Against his will, Jack Bristol had been forced to follow the eager words of the sheriff. The unhappy picture was painted in vivid strokes, and out of his memory was drawn the coloring for it. All the prosperity of his youth floated past him like a tantalizing vision. Behind it was the face of his father, that too-indulgent man.

It is when we feel our guilt too keenly that we are most apt to anger. Also, no doubt the sheriff had paid more attention to truth than to tact.

‘Ganton,’ said Jack. ‘I’m glad to know what you think of me. But it don’t follow that that’s what I think of myself. As for the girl, if she got tired of you I’m sorry for you, but maybe she figures it shows she has sense. We all have a right to our opinions, eh?’

The sheriff changed color again.
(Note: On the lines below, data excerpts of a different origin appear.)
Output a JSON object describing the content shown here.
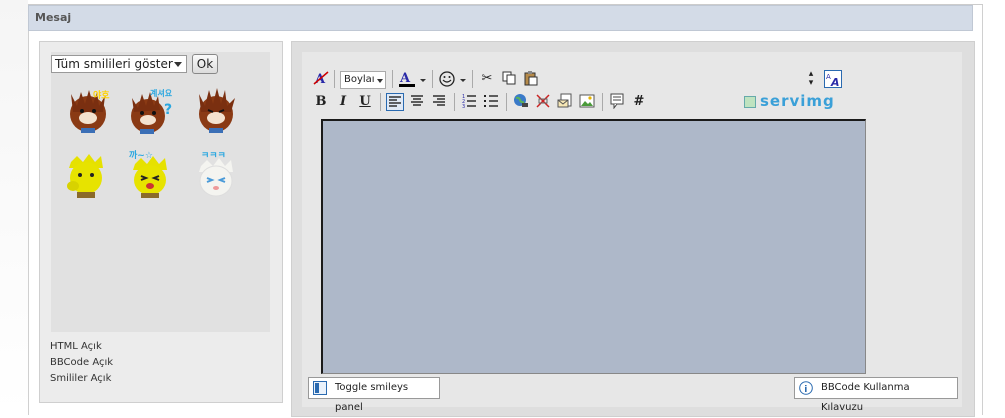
{
  "section": {
    "title": "Mesaj"
  },
  "smilies": {
    "select_value": "Tüm smilileri göster",
    "ok_label": "Ok",
    "items": [
      "bear-1",
      "bear-2",
      "bear-3",
      "yellow-1",
      "yellow-2",
      "white-1"
    ]
  },
  "status": {
    "html": "HTML Açık",
    "bbcode": "BBCode Açık",
    "smilies": "Smililer Açık"
  },
  "toolbar": {
    "font_size": "Boylaı",
    "servimg": "servimg",
    "bold": "B",
    "italic": "I",
    "underline": "U",
    "hash": "#"
  },
  "footer": {
    "toggle_smileys": "Toggle smileys panel",
    "bbcode_guide": "BBCode Kullanma Kılavuzu"
  },
  "colors": {
    "header_bg": "#d3dbe7",
    "textarea_bg": "#aeb8c9",
    "brand": "#3aa0d8"
  }
}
But he kept himself strongly under control.

‘You’re hot-headed now, Jack. But I know that you ain’t as hard as all that. You ain’t going to keep up your game with Maude just for the sake of putting me in the fire, eh?’

‘What game?’ said Jack. ‘Suppose that Maude and I should decide to step off together? What then? Why shouldn’t we marry?’

‘Why?’ echoed the sheriff, looking wildly about him. ‘Jack, you don’t mean it!’

‘Is there any law on your side to stop us?’ asked the other cruelly.

‘There is,’ said the sheriff, and he rose from his chair.

‘Name it, partner!’

‘It’s this.’

The sheriff tapped the gun hanging at his side.

‘I’ll put an end to you first, Bristol. I’ve seen you spoil everything you’ve touched. I ain’t going to see you spoil her face–not while I’m wearing a gun!’

Jack Bristol gasped, as one immensely surprised. Anger followed more slowly. ‘You damned blockhead!’ he fumbled for words. ‘Stop me with a gun–me?’

His right hand trembled down to his own weapon and came away again. He whipped out Bull Durham and brown papers and rolled himself a smoke which he lighted and walked hurriedly up and down the room, a wisp of smoke following him and banking up into a little cloud when he turned.

‘Get out, Harry!’ he implored the sheriff. ‘Get out before something happens. I know you’re a good fighter. Everybody around these parts thinks that you can’t be beat. But you know and I know that I’m faster and straighter with a gun. I dunno what’s got into your crazy head. Are you hunting for a way to die?’

‘It don’t make no difference,’ said the sheriff. ‘I’ve come here to make you promise that you’d give up Maude. If I couldn’t persuade you to do it, I was going to make you. And that goes! I’d rather see you dead and me hanging for the murder than to have Maude’s life ruined. What are both of our lives compared with hers?’

‘Harry, go home and think it over,’ said Jack Bristol. ‘You ain’t talking sense. You know you can’t budge me. You ain’t man enough. You never were!’

‘Answer me one way or the other, Jack. Will you give her up? You know that even if you had her you couldn’t be true to her. You ain’t made that way. All your life the girls have talked soft to you. You’ve had your way paved with smiles. They don’t mean nothing to you. Maude would be getting the first wrinkles before long. And then you’d be through with her. I know how it’d be. You’d leave her. You’ve never stuck to the same girl for a whole summer. Ain’t that a fact? So I ask you–will you give her up?’

‘I’ll see you damned first!’

‘Then God help one of us!’

He pitched himself to one side while a swift flexion of hand and wrist brought out the Colt. It began spitting fire and ploughing the floor with lead. The first bullet split a board at the feet of Jack Bristol. The second, as the gun was raised, was sure to drive into the body of Jack himself. But before that second shot a forty-five calibre slug struck the sheriff in the breast and knocked him against the wall.

He recoiled, gasping, fired from a wobbling hand a bullet that tore upward through the roof, and then dropped upon his face.